Fourth growth growth came in at 0.7% compared to the same period last year and GDP ended the year at 2.3%, up from previous estimates of 2%.
“Brazil avoided a technical recession, but I don’t see things picking up yet,” says Craig Botham, an emerging markets economist at Schroders Schroders, a $415 billion asset management firm in London. Botham’s baseline scenario is for 1.8% GDP growth this year. That’s due to a mix of factors, China being one of them. The European Union could conceivably pick up demand to make up for some of China’s slack going forward, but the main problem in Brazil right now is the domestic economy.
“We have budget cuts coming, and tighter monetary policy still to contend with,” Botham says. Brazil’s Central Bank raised interest rates to 10.75% last night. A drought early in the year will also hurt the country’s all important farming sector. The country is the second largest soybean exporter after the United States. And Brazil’s consumers have higher debts and higher interests rates that have economists like Botham forecasting less spending.
Even FIFA World Cup soccer coming to town in June, a narrative that once had investors bullish on Latin America’s biggest economy, is no longer a reason to feel bullish on Brazil.
“FIFA wont have a huge impact on GDP. It will have some impact, but much less than people expect,” Botham says.
Growth in the fourth quarter was mainly due to the services sector, which saw quarterly growth of 0.7%. Agriculture was flat and industrial production dropped by 0.2% as expected. The Brazilian Institute for Geography and Statistics, or IBGE, said the country recorded a 0.9% drop in manufacturing output, a 0.1% decline in mining and no growth at all in construction. Oddly, this in a country that is supposed to be building roads, power plants and infrastructure for FIFA and the 2016 Summer Olympics in Rio de Janeiro.
Thanks to runaway inflation, now a bit more under control, Brazilian companies have been slow to invest.
Still, it’s not like Brazilian companies have given up. Public and private companies increased investments by 6.3% last year.
Thursday’s surprising GDP numbers were due primarily to exports which got a boost from a much weaker currency. The Brazilian real is down 19.25% in comparison to the dollar over the last 12 months.
Despite slowdowns in China and Europe, Brazil’s top two trading partners, Brazil is still finding a home for its commodities and manufactured goods.
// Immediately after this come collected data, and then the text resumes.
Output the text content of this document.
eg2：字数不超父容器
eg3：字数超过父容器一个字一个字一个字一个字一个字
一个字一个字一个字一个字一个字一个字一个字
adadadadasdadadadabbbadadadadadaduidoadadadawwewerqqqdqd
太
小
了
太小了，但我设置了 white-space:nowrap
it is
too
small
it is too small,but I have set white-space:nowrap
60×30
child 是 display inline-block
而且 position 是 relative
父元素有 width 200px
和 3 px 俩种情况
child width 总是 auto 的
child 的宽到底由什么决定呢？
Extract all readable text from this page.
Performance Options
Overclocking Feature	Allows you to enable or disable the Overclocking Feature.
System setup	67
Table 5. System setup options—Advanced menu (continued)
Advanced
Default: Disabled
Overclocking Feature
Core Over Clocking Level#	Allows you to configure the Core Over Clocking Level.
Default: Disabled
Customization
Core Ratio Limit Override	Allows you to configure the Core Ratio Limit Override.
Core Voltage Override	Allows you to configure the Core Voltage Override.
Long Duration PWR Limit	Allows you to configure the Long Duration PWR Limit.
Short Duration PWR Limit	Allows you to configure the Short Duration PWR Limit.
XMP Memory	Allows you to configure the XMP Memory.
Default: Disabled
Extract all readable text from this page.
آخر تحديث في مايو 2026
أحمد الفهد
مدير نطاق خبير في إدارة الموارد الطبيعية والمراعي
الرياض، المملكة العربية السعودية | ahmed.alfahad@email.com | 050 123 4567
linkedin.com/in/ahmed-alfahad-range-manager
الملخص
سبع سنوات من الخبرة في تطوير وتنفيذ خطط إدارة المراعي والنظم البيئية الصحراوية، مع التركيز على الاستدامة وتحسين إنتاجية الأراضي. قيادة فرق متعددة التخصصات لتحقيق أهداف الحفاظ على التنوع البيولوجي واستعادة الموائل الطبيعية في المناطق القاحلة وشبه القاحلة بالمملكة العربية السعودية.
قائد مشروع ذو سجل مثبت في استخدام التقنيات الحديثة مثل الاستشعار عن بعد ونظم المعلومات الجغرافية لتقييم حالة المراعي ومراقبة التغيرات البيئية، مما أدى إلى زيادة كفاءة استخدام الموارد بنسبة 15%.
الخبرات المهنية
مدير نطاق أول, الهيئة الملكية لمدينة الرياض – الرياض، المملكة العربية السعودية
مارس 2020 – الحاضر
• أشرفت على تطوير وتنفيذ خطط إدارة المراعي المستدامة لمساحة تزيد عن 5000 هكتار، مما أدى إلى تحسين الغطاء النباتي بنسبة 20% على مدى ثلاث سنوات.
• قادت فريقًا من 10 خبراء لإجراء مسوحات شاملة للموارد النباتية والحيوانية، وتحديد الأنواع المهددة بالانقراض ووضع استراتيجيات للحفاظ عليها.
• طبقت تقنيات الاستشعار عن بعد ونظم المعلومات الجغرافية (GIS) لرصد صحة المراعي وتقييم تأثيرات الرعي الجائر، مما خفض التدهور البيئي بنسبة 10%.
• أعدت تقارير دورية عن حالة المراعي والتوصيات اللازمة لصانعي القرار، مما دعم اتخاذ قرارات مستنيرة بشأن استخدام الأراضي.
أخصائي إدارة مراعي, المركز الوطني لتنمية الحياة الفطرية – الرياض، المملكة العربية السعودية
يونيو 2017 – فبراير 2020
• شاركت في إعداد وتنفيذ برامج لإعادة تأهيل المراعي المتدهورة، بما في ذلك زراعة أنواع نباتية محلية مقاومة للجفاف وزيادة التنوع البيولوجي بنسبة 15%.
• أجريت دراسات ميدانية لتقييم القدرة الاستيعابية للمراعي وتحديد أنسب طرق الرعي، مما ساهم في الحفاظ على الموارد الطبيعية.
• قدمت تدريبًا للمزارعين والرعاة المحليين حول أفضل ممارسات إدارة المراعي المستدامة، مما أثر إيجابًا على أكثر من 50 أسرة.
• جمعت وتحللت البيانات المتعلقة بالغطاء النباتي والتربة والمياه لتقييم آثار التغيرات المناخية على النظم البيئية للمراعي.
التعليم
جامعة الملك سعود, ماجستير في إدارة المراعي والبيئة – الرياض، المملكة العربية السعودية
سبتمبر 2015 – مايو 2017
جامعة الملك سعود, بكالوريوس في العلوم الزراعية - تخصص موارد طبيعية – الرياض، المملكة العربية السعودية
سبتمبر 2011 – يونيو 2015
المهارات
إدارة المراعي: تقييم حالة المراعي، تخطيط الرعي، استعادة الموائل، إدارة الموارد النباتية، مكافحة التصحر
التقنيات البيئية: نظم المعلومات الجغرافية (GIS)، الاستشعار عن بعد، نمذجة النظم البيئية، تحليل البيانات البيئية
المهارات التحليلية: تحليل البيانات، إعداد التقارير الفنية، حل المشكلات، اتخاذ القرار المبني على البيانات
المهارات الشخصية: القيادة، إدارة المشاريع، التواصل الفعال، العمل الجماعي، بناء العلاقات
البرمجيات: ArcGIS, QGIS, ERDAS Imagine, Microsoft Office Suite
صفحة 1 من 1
It exported $2.17 billion worth of goods to China in January compared to $1.7 billion in January of 2013. Last year’s total exports to China hit a record breaking $46 billion. Even iron ore shipments to China have risen both in price and in tonnage. Brazil shipped over $1.28 billion worth of iron ore to China in January compared to $1.05 billion in January 2013.
Exports to the European Union have slipped somewhat, with January bringing in $3 billion compared with the $3.1 billion last January. Moreover, E.U. shipments have declined in value over three years. Last year Brazil sold $47.7 billion worth of goods to the E.U., down from $49 billion in 2012 and $53.1 billion in 2011.
A stronger E.U. will be good for Brazil, providing China does not retreat.
Closer to home, economists expect monetary tightening in Brazil to be drawing to an end. The effect of rising interest rates, however, will be felt in Brazil for most of the year.
Lower rates could get companies investing in growth again.
“I don’t think you’ll see investments really pick up until after the elections,” says Botham. Brazilians go to the polls in October.
By then, things might have turned the corner as investors get in early on a better 2015.